Mogadishu (AX) – Somalia on Thursday reached an agreement with the International Monetary Fund (IMF) on the second and third review of Somalia’s economic program.
The agreement at staff level is subject to the approval of the IMF Executive Board.
The IMF announced that it had reached an agreement after holding virtual talks with Somali authorities.
Dr. Abdirahman Beileh, Somalia’s finance minister, said the agreement showed economic reforms were under way.
“I am pleased that Somalia and its IMF staff have reached a crucial agreement on the second and third review of the Expanded Credit Facility, which is the basis of our successful national economic reforms. This confirms that we are moving forward . ”
In early May, the Somali government contacted the IMF and formally requested a three-month extension to review the economic program originally set by the IMF until mid-May.
There were concerns among IMF and World Bank officials that Somalia would potentially miss the May 17 deadline due to chronic election delays.
The current $ 400 million three-year budget program was approved by the IMF in March 2020 and earmarked to fund Somalia’s national development plan and other economic reforms.
The outgoing Farmajo administration faced significant revenue shortfalls in the last year, mainly due to budget support subsidies that were suspended until the end of the election.
The central IMF-backed program, which supports military pay and other essential services, is also an integral prerequisite for Somalia’s debt relief program.
As it stands, Somalia currently owes $ 3.7 billion, or 63% of GDP, after the Paris Club of Credit Nations agreed to restructure Somalia’s debt, including the immediate cancellation of $ 1.4 billion.
The IMF’s Executive Director for Somalia, Laura Jaramillo, said she believes Somalia can reach the end point of debt relief.
“The government continues to make progress in the HIPC debt relief process.
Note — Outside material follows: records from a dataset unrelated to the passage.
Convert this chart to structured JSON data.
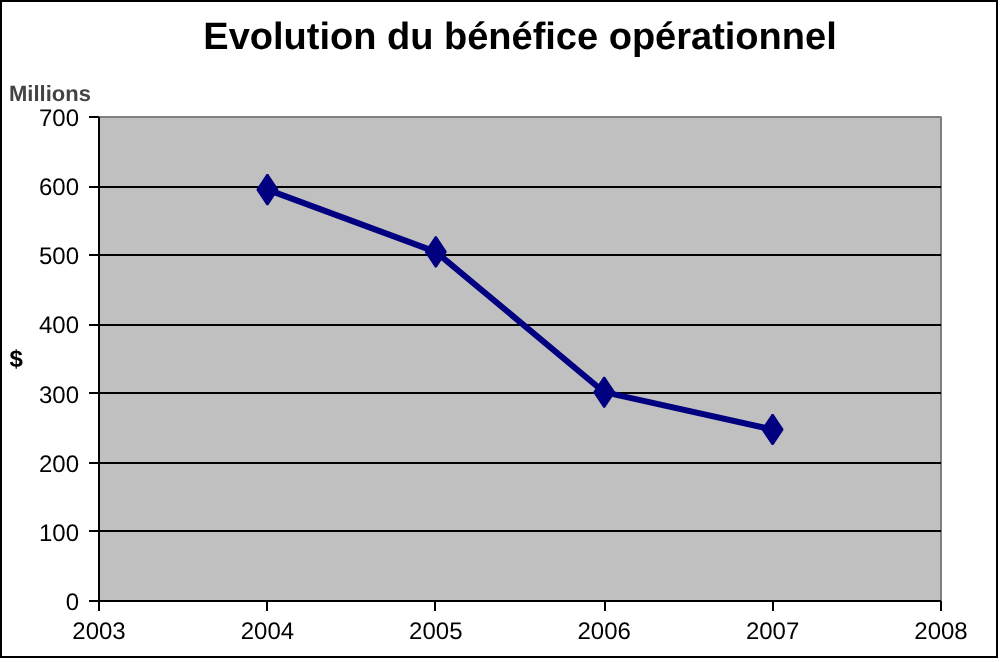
{
  "chart_data": {
    "type": "line",
    "title": "Evolution du bénéfice opérationnel",
    "ylabel": "$",
    "annotations": [
      "Millions"
    ],
    "x": [
      2004,
      2005,
      2006,
      2007
    ],
    "series": [
      {
        "color": "#000080",
        "values": [
          595,
          505,
          302,
          248
        ]
      }
    ],
    "xlim": [
      2003,
      2008
    ],
    "xticks": [
      2003,
      2004,
      2005,
      2006,
      2007,
      2008
    ],
    "ylim": [
      0,
      700
    ],
    "yticks": [
      0,
      100,
      200,
      300,
      400,
      500,
      600,
      700
    ],
    "grid": "y",
    "marker": "diamond",
    "line_style": "solid"
  }
}
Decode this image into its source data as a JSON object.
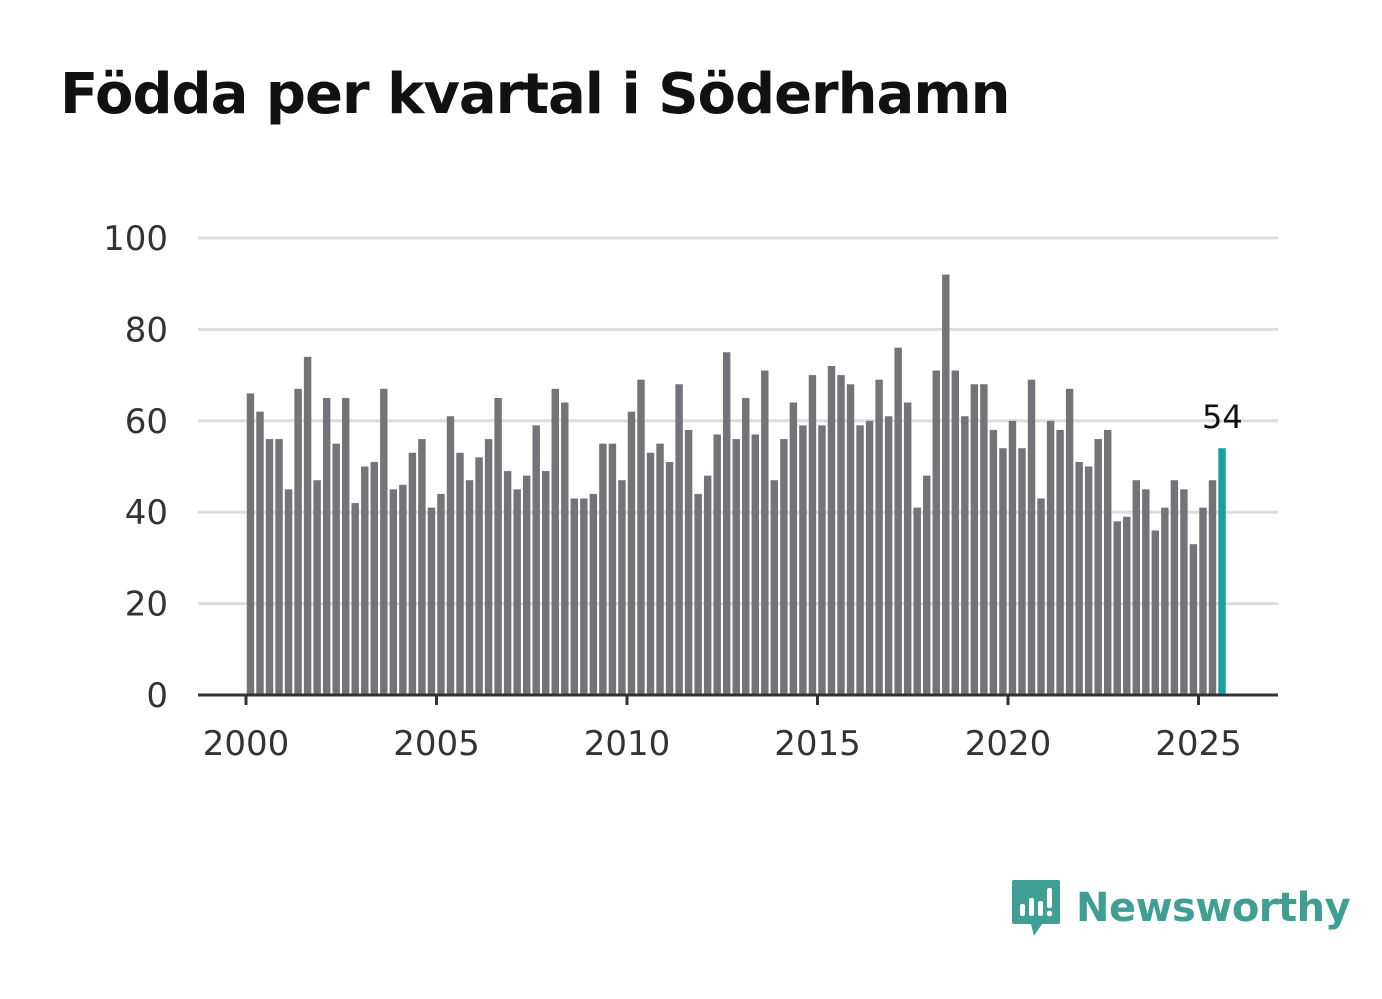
{
  "colors": {
    "bar": "#747378",
    "highlight": "#16a397",
    "grid": "#dddddd",
    "axis": "#333333",
    "brand": "#3f9f93"
  },
  "brand": {
    "name": "Newsworthy",
    "icon": "newsworthy-chart-bubble-icon"
  },
  "chart_data": {
    "type": "bar",
    "title": "Födda per kvartal i Söderhamn",
    "xlabel": "",
    "ylabel": "",
    "ylim": [
      0,
      100
    ],
    "y_ticks": [
      "0",
      "20",
      "40",
      "60",
      "80",
      "100"
    ],
    "x_ticks": [
      "2000",
      "2005",
      "2010",
      "2015",
      "2020",
      "2025"
    ],
    "x_tick_values": [
      2000,
      2005,
      2010,
      2015,
      2020,
      2025
    ],
    "x_start": 2000,
    "periods_per_year": 4,
    "grid": true,
    "highlight_last": true,
    "last_label": "54",
    "series": [
      {
        "name": "Födda",
        "values": [
          66,
          62,
          56,
          56,
          45,
          67,
          74,
          47,
          65,
          55,
          65,
          42,
          50,
          51,
          67,
          45,
          46,
          53,
          56,
          41,
          44,
          61,
          53,
          47,
          52,
          56,
          65,
          49,
          45,
          48,
          59,
          49,
          67,
          64,
          43,
          43,
          44,
          55,
          55,
          47,
          62,
          69,
          53,
          55,
          51,
          68,
          58,
          44,
          48,
          57,
          75,
          56,
          65,
          57,
          71,
          47,
          56,
          64,
          59,
          70,
          59,
          72,
          70,
          68,
          59,
          60,
          69,
          61,
          76,
          64,
          41,
          48,
          71,
          92,
          71,
          61,
          68,
          68,
          58,
          54,
          60,
          54,
          69,
          43,
          60,
          58,
          67,
          51,
          50,
          56,
          58,
          38,
          39,
          47,
          45,
          36,
          41,
          47,
          45,
          33,
          41,
          47,
          54
        ]
      }
    ]
  }
}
The authorities reached debt relief agreements with most members of the Paris Club and continue to seek agreements with other creditors. Further progress on reforms is needed to reach the HIPC end point, which triggers a timely . ”
If Somalia can implement the IFMF program, the outstanding debt should fall to $ 557 million or 6% of gross domestic product.
Jaramillo said the international lender expects economic growth to rise to 2.7% in 2022, which would be driven by private consumption and supported by remittances, but that higher fuel and food costs will slow economic activity.
Jaramillo also credited Somalia’s central bank for implementing major economic reforms.
“CBS continues to promote institutional reforms. The new national payment system is a major milestone, and the two largest mobile money operators received licenses in 2021. CBS should continue to strengthen its supervisory capacity and monitor the financial system closely. Continued capacity building across all stakeholders are needed to improve AML / CFT compliance. ”
The deal comes as newly elected President Hassan Sheikh Sharif takes over the reins of a country facing several economic shocks, including biting droughts, grasshopper attacks in the desert, rising food and energy costs and security risks.